By far the biggest share of investment comes from bank lending. A new white paper released by Ernst & Young, analyses why entrepreneurs are so critical for a global economic recovery but continue to face challenges in accessing funding across the world.
Among the more than 1,000 entrepreneurs that were surveyed for the report across the G20, almost two-thirds say that they find access to finance difficult in their country. Despite intervention by a number of G20 governments, bank lending remains difficult to obtain, particularly in the early stages of SMEs growth.
The entrepreneurs also indicate that risk aversion among institutional and other investors has made it more difficult to obtain equity finance. Additionally, regulatory initiatives aimed at strengthening the financial system can exacerbate their challenges.
Access to funding continues to be one of the most significant challenges for the creation, growth and survival of SMEs, particularly innovative ones. Despite being key engines of economic growth; accounting for 50 per cent of employment in most G20 countries, SMEs attract just a tiny proportion of overall investment.
Overall investment in SMEs across the G20 stands at US$714b, 6 per cent of the total US$11,507b for all forms of investment. By far the biggest share of this comes from bank lending at US$569b.
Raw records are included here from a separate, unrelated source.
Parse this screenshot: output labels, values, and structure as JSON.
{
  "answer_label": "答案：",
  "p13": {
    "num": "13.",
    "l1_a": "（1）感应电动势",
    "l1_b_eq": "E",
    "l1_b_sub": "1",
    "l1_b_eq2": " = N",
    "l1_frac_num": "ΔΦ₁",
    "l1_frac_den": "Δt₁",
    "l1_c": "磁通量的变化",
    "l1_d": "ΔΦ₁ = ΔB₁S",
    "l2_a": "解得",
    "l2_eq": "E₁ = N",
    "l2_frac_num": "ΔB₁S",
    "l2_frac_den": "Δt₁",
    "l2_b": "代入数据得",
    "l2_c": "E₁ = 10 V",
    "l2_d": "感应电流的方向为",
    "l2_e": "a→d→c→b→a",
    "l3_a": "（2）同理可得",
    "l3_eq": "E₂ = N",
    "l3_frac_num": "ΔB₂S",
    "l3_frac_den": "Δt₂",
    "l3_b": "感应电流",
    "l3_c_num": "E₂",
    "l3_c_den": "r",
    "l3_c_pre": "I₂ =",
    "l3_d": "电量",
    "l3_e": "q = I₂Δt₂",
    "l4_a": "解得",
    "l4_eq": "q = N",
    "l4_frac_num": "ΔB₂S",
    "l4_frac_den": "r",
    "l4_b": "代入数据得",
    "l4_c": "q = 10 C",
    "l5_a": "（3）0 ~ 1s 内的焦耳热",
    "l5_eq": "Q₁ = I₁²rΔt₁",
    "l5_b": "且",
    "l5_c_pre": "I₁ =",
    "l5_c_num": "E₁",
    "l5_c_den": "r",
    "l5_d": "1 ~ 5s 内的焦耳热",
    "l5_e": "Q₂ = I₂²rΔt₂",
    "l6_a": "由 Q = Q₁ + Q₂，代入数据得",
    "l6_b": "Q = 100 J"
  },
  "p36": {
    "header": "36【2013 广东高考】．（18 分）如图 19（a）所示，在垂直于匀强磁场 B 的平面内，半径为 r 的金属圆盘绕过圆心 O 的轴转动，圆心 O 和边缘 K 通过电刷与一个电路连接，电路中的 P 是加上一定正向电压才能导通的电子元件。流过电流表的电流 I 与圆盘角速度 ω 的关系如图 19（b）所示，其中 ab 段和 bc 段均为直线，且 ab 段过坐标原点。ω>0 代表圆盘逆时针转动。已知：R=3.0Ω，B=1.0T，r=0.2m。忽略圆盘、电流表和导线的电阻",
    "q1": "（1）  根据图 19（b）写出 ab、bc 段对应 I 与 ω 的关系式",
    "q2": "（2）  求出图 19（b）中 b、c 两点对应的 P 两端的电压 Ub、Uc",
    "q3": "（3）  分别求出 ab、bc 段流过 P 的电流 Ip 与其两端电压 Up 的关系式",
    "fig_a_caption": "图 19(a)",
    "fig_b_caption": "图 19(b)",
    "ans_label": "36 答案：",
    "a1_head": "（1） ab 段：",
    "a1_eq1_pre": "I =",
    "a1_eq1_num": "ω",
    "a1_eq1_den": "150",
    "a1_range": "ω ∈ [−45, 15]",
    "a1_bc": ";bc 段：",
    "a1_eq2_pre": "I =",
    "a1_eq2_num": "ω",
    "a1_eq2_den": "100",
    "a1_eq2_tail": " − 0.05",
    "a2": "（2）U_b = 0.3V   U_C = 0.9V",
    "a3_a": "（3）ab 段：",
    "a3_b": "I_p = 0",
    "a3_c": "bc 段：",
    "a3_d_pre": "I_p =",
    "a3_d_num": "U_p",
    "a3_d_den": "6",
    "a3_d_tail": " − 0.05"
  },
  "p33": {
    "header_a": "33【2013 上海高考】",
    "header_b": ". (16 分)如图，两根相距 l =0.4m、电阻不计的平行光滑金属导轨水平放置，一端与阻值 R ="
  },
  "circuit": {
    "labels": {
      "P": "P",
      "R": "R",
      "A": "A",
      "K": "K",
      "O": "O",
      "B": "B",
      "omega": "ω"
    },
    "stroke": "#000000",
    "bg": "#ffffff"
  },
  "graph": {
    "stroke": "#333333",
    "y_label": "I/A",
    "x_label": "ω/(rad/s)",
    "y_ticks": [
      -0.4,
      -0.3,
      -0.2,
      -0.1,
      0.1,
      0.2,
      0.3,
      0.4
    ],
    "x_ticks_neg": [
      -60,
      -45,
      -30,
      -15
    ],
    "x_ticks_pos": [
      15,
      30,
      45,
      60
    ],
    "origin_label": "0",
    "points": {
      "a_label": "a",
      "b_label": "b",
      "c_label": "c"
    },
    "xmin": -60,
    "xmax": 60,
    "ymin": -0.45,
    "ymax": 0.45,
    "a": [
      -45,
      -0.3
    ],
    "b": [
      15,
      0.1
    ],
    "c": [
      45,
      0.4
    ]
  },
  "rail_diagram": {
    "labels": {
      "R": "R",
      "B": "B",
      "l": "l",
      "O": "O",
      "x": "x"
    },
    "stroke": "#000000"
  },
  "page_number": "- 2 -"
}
By individual countries, China dominates with investment in SMEs of just over US$400b, of which US$385b is bank lending. The US follows at around US$116b. Funding in many G20 countries is dominated by bank lending, although the US stands out as offering a more diverse range of debt and equity finance mechanisms.
Maria Pinelli, Global Vice-Chair for Strategic Growth Markets at Ernst & Young: "While SME’s create 50 per cent of employment in most G20 countries, they only receive 6 per cent of investment. Clearly, there is an imbalance here. How many more jobs could be created with more support? With just a few changes, by 2020 the financial system could support double the number of SMEs it does today.
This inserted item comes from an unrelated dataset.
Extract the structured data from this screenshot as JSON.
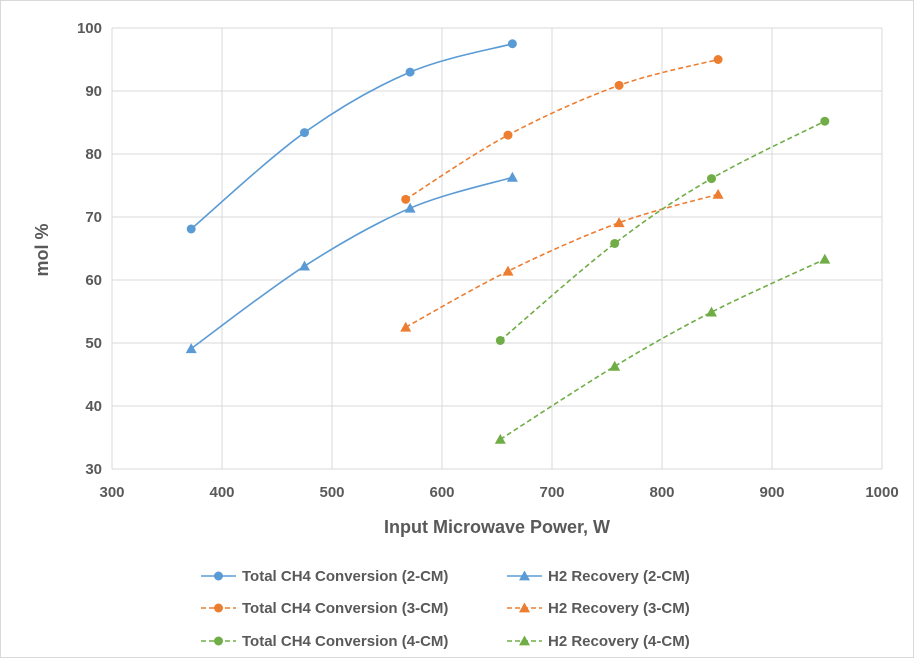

"Entrepreneurship is also vital to the future of rapid-growth markets. Although many of these economies have enjoyed high rates of GDP growth for the past decade, their strong performance has often depended on low-cost exports, a commodity price boom and large scale investment in infrastructure.
"In the coming years, these markets must rebalance their economies towards greater domestic consumption, import demand and higher-value business activity. The creation of an environment in which entrepreneurship can flourish will be an important step in achieving these objectives."